Revenue grew by 25% y/y to $40.11 billion, in line with management’s upper guidance of $40 billion (+24.3%) and above analysts’ estimate of $39.09 billion (+21.5%).
Earnings per share was $5.33 versus $4.99 analysts’ estimate while operating margin rose to 41% from 20% a year ago.
The average Family daily active people (DAP) rose 8% y/y to 3.19 billion (analysts’ estimate: 3.11 billion) while Family monthly active people (MAP) increased by 6% to 3.98 billion (estimate:3.93 billion).
The company increased its share repurchase authorization by $50 billion and initiated a quarterly dividend of $0.50 per share.
Meta is guiding Q1 2024 revenue of $34.5-37 billion (expectations: $33.61 billion), maintaining their earlier guidance of full-year 2024 total expenses ($94-99 billion) but increasing their 2024 capex guidance by $2 billion at the upper end to $30-37 billion on anticipated increase in investments on servers and data centers.
Here are additional insights from the earnings call;
Meta expects advertising strength to continue and its ad investments to pay off.
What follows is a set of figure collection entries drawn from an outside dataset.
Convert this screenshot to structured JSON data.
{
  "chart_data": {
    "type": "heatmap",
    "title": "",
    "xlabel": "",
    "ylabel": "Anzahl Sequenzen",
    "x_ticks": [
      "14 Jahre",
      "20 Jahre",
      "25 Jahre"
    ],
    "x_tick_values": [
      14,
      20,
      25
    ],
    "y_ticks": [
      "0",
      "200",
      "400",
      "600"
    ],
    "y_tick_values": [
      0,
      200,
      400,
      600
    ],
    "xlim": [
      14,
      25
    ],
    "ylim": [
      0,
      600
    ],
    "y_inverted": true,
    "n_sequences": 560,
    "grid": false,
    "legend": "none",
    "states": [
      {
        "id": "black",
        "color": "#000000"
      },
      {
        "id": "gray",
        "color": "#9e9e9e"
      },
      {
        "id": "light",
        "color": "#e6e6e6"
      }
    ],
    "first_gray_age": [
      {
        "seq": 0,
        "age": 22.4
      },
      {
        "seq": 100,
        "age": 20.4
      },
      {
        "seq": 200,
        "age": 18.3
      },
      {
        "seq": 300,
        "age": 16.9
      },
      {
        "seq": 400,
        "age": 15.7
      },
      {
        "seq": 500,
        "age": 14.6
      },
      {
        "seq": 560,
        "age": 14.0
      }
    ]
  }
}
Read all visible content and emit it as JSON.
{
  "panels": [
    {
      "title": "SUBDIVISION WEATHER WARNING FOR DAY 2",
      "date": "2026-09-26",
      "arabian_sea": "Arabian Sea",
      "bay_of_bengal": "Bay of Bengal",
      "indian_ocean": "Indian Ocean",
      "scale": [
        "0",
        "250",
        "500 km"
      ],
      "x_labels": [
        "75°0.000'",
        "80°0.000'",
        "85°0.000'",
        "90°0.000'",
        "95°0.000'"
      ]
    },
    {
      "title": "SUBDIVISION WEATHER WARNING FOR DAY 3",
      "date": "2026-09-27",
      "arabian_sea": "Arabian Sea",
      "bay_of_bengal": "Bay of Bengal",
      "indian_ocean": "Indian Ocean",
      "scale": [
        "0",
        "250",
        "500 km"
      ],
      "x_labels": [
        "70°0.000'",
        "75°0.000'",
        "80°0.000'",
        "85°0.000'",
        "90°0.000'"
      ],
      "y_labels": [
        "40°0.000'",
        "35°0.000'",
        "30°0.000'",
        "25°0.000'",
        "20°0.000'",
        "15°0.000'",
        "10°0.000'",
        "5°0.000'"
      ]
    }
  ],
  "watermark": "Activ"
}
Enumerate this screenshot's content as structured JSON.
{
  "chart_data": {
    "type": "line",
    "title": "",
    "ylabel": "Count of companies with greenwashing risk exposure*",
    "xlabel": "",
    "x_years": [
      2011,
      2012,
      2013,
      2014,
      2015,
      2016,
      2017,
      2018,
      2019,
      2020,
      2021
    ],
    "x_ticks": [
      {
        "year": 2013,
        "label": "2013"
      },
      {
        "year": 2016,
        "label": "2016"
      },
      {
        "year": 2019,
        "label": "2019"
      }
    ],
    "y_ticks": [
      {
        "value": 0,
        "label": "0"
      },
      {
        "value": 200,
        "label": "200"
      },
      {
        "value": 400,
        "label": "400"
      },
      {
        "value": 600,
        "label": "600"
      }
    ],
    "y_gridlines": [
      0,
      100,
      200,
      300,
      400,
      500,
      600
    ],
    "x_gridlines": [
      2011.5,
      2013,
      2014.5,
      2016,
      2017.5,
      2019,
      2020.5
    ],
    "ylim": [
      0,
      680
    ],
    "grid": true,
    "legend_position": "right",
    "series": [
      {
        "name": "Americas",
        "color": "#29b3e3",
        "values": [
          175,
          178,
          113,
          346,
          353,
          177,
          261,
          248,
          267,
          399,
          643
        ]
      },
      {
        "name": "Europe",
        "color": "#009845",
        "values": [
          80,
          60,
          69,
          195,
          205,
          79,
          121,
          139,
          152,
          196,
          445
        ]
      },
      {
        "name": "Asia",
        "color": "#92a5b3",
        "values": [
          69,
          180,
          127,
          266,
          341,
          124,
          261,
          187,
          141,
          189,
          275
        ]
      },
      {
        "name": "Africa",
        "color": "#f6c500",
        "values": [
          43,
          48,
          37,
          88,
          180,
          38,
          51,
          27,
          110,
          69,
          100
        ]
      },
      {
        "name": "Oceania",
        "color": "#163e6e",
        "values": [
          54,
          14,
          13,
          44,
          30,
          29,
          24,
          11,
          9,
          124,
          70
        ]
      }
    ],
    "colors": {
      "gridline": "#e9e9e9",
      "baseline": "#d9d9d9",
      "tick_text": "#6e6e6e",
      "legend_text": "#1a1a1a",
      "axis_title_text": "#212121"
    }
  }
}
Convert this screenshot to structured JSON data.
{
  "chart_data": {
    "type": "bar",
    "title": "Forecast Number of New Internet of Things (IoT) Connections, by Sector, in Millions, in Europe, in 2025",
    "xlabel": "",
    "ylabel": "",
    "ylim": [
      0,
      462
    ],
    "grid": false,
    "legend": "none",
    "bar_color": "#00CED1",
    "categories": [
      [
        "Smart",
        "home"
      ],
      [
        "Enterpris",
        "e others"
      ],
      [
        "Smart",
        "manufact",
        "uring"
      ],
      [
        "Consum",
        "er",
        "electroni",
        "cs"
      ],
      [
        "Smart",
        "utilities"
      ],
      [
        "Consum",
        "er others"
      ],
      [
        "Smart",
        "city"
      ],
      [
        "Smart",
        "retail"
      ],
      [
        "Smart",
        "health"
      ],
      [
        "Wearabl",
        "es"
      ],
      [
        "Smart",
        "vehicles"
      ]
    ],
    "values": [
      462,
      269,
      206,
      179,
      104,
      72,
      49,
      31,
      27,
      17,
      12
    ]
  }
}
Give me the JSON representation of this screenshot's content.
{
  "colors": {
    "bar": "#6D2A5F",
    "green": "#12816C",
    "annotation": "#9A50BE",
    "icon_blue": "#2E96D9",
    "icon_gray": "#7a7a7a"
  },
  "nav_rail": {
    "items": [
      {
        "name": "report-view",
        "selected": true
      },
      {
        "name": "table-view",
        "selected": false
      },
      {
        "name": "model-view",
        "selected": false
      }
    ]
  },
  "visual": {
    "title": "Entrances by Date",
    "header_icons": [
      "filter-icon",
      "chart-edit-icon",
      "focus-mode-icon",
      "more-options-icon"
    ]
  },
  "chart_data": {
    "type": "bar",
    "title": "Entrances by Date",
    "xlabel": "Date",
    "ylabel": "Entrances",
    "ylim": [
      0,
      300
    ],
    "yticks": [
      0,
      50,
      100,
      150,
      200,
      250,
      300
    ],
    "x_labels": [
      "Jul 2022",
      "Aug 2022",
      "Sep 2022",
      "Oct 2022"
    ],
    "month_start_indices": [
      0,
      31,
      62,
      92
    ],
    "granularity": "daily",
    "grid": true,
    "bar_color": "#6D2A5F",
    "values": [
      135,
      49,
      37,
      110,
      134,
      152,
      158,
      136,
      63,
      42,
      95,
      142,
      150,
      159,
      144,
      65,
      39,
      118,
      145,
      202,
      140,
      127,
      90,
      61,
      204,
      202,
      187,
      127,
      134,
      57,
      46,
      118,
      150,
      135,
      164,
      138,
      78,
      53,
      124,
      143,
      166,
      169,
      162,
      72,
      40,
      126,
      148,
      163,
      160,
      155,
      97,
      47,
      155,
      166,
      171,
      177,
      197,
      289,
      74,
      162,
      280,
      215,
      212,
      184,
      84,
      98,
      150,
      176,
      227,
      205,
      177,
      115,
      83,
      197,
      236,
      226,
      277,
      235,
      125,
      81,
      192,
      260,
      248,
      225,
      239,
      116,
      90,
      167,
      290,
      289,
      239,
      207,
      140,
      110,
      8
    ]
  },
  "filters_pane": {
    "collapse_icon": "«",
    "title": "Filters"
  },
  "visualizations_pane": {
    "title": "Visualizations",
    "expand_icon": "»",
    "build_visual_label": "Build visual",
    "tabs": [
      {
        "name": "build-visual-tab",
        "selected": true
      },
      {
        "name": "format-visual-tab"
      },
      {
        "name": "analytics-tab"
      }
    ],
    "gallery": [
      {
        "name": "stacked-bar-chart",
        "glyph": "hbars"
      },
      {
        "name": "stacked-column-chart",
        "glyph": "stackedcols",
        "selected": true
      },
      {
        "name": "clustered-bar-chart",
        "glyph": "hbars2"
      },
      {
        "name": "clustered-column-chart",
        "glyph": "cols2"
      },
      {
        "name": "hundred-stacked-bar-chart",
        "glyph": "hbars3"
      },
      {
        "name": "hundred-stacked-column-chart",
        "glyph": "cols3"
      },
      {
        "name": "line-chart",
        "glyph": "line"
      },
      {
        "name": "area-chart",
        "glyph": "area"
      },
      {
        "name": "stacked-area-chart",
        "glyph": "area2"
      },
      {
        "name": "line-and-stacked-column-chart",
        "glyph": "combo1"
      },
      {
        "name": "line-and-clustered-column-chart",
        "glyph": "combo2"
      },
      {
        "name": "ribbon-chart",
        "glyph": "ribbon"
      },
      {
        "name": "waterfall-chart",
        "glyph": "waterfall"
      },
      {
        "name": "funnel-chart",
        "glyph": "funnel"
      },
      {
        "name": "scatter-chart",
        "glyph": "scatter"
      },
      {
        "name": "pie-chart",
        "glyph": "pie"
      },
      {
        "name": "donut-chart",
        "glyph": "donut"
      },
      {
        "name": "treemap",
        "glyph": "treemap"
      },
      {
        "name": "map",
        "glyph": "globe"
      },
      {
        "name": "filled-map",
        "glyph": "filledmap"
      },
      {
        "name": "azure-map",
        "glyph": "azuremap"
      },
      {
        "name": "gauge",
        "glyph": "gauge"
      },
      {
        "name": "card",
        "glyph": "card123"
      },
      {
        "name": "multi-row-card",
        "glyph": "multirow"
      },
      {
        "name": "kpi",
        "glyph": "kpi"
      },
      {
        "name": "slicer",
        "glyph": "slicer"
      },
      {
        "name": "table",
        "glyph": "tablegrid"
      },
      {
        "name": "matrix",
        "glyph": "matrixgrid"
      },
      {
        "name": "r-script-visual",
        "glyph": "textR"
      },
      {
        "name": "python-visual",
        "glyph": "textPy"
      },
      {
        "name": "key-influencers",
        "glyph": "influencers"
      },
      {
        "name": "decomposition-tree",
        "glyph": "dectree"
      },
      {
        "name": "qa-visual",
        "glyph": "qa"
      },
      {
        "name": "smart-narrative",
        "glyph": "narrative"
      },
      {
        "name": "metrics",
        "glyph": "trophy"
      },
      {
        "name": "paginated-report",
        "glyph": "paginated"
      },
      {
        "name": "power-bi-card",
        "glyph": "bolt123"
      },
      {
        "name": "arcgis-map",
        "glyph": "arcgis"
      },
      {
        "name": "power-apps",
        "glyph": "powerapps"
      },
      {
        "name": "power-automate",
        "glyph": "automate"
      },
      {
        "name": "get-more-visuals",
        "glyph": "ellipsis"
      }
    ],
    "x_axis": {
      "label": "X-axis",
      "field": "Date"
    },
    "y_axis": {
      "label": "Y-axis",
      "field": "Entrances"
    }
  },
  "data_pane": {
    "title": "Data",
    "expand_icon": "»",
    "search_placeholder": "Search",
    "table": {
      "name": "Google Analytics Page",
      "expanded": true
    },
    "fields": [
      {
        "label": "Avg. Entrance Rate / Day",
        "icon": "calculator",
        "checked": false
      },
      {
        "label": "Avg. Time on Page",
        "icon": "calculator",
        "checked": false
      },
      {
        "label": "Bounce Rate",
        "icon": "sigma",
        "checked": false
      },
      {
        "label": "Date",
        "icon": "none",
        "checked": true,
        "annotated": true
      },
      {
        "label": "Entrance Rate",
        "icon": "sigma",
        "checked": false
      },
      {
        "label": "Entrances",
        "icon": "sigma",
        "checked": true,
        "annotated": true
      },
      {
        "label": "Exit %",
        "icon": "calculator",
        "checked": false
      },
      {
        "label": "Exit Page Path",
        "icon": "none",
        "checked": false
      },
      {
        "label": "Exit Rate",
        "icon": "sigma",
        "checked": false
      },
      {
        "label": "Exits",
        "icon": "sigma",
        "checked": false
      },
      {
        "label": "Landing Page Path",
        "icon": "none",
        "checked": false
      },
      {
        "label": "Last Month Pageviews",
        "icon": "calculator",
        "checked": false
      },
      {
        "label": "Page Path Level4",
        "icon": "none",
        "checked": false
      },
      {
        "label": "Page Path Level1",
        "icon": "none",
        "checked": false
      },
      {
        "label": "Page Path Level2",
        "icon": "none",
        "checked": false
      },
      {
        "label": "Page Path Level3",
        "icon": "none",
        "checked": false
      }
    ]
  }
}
“On your second question, which is about the Q1 year-over-year – sorry, the Q1 revenue guide. This really just reflects a lot of the trends we saw in Q4, which is strong, broad-based advertising demand across verticals, particularly within online commerce and gaming. I’ll also note that we get the benefit from having February 29th in this quarter. And again, just the improvements that we continue to accrue to the business from all of our investments in improving ad performance over time,” CFO Susan Li said.
In 2023, China-based advertisers represented 10% of Meta’s overall revenue and contributed 5% to the total worldwide revenue growth.
Reels is now contributing to net revenue across Meta’s apps and the company is now focused on improving their recommendations.
In Q4, ad impressions grew by 21% driven by Asia-Pacific and Rest of World while the average price per ad increased by 2% " driven by advertiser demand and currency tailwinds, which were partially offset by strong impression growth, particularly from lower-monetizing surfaces and regions."
WhatsApp is succeeding more broadly in the United States; hence a huge opportunity given that the U.S. is an important contributor of revenue.
Buy, $425->$510: Bofa calls the Q1 guidance a positive surprise and believes Meta’s increasing AI focus could lead to new product releases in the coming quarters.